Goz extended her hand. “Maybe we should call it a day.”

“Sure, just… (gasp)… just give me a minute,” I said, pretending to be winded. As much as I hated lying to her, I had little choice. There was no appropriate way to explain that my balls needed a minute to recover.

“How are you out of breath?” asked Goz. “I thought you ran track?”

“The season… (gasp)… ended a while ago. I must be… (gasp)… out of shape.”

Thursday, November 06, 2008

Kosher Pizza?

Did it make sense to date non-Tribal girls?  Sometimes I wondered if that question made me sound like a brainwashed zealot.  While my parents made it no secret that they’d prefer me to stay within the Tribe, I wasn’t going to pick a girl just to win their approval.  Still, I had a lot of holidays to celebrate as it was and I’m not sure I wanted to be dragged along to any more.  Besides, it’d be nice to be with someone who also grew up lighting a menorah, eating matzah and had traditions I could incorporate into my own.  Was I limiting myself with that mentality?  Who’s to say I wouldn’t be happy with someone who wasn’t Tribal?  What if I ended up falling madly in love and having a bunch of kids with a non-Tribal girl and then we got divorced because she wanted to raise our children Zoroastrian?  At only 17 years old, was it ridiculous to waste all this mental energy worrying about religious differences?

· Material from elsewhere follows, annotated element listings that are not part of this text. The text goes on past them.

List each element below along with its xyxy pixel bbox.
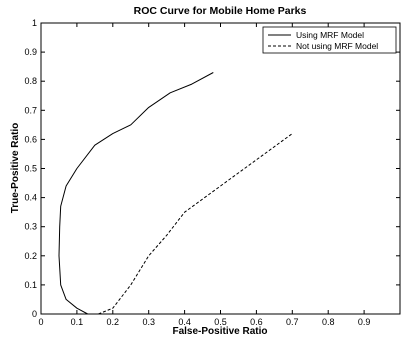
y-tick-label: 0.6	[24, 134, 37, 144]
y-tick-label: 0.7	[24, 105, 37, 115]
x-axis-label: False-Positive Ratio	[172, 326, 267, 337]
y-tick-label: 0.1	[24, 280, 37, 290]
series-line-using-mrf	[58, 72, 214, 315]
x-tick-label: 0.7	[286, 317, 299, 327]
y-tick-label: 0.3	[24, 222, 37, 232]
x-tick-label: 0	[38, 317, 43, 327]
y-axis-ticks: 0 0.1 0.2 0.3 0.4 0.5 0.6 0.7 0.8 0.9 1	[24, 18, 400, 319]
y-tick-label: 1	[32, 18, 37, 28]
x-tick-label: 0.4	[178, 317, 191, 327]
y-tick-label: 0.2	[24, 251, 37, 261]
x-tick-label: 0.5	[214, 317, 227, 327]
x-tick-label: 0.6	[250, 317, 263, 327]
x-tick-label: 0.8	[322, 317, 335, 327]
legend-label-using-mrf: Using MRF Model	[296, 30, 364, 40]
y-axis-label: True-Positive Ratio	[10, 123, 21, 214]
y-tick-label: 0	[32, 309, 37, 319]
y-tick-label: 0.9	[24, 47, 37, 57]
y-tick-label: 0.5	[24, 164, 37, 174]
x-tick-label: 0.9	[358, 317, 371, 327]
legend-label-not-using-mrf: Not using MRF Model	[296, 41, 378, 51]
x-tick-label: 0.2	[107, 317, 120, 327]
x-tick-label: 0.1	[71, 317, 84, 327]
x-axis-ticks: 0 0.1 0.2 0.3 0.4 0.5 0.6 0.7 0.8 0.9	[38, 23, 370, 327]
y-tick-label: 0.4	[24, 193, 37, 203]
y-tick-label: 0.8	[24, 76, 37, 86]
x-tick-label: 0.3	[142, 317, 155, 327]
legend: Using MRF Model Not using MRF Model	[262, 26, 397, 54]
series-layer	[58, 72, 293, 315]
legend-box	[262, 26, 397, 54]
series-line-not-using-mrf	[98, 133, 293, 315]
chart-title: ROC Curve for Mobile Home Parks	[134, 5, 307, 17]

If Goz was a member of the Tribe, my anxieties would be academic. While the long bleach blonde hair, fair skin and bright blue eyes didn’t give her a Tribal look, you could never tell for sure – our hero had similar recessive traits.

“What do you like on your pizza?” asked Goz.

Here goes. “I’m good with most veggies, but I can’t have any meat because I keep kosher.”

She furrowed her brow. “Keep what?”

So she wasn’t a member. “Kosher. I’m Tribal.”

“What’s Kosher?”

“Eating guidelines. One of them is you can’t mix milk and meat.

“You didn’t order milk.”

“Any dairy product. Plus the meat isn’t kosher – has to do with how the animal is killed and the meat is prepared.”

“Uh, okay,” said Goz, raising her eyebrow at me as though I’d just told her that I’d been born and raised on Neptune.

Once the vegetarian special arrived, I did my best to nibble away at my pizza, but it was slow going. Goz kept her eyes on my plate, never letting her piece get smaller than mine. After I maxed out at two slices, Goz shifted her gaze to the half-full pizza tray between us, but she didn’t eat another bite.

Throughout the evening, I broke uncomfortable silences by asking Goz about her favorite music, foods, books and movies. By the end of the night, I was running out of “favorites” to ask her about. While I’d hoped that my first date would give me an opportunity to get that elusive first kiss out of the way, the thought of it seemed so forced and unnatural that I didn’t give it any serious consideration when I dropped Goz off.

I'd figured that Goz had probably found me so boring and awkward during our uneventful night of small talk that I didn’t expect to hear from her again. Maybe I would’ve been disappointed if it was earlier in the summer, but with both of us about to kick off college, we weren’t about to start up a serious relationship anyway. I’d successfully gone out with a girl – a serious accomplishment that I could build upon with a new girl at The University of Great Lakes.

Apparently, I’d underestimated my standing with Goz. Perhaps first dates are expected to be uneventful nights of small talk and I’d held my own. Goz called me the next day and suggested we go riding at a horse farm near her house.
Riding a horse fit MegaHot’s uniqueness criteria. Perhaps it would’ve matched her “special” requirement if I hadn’t almost neutered myself during a simple trot around the barn.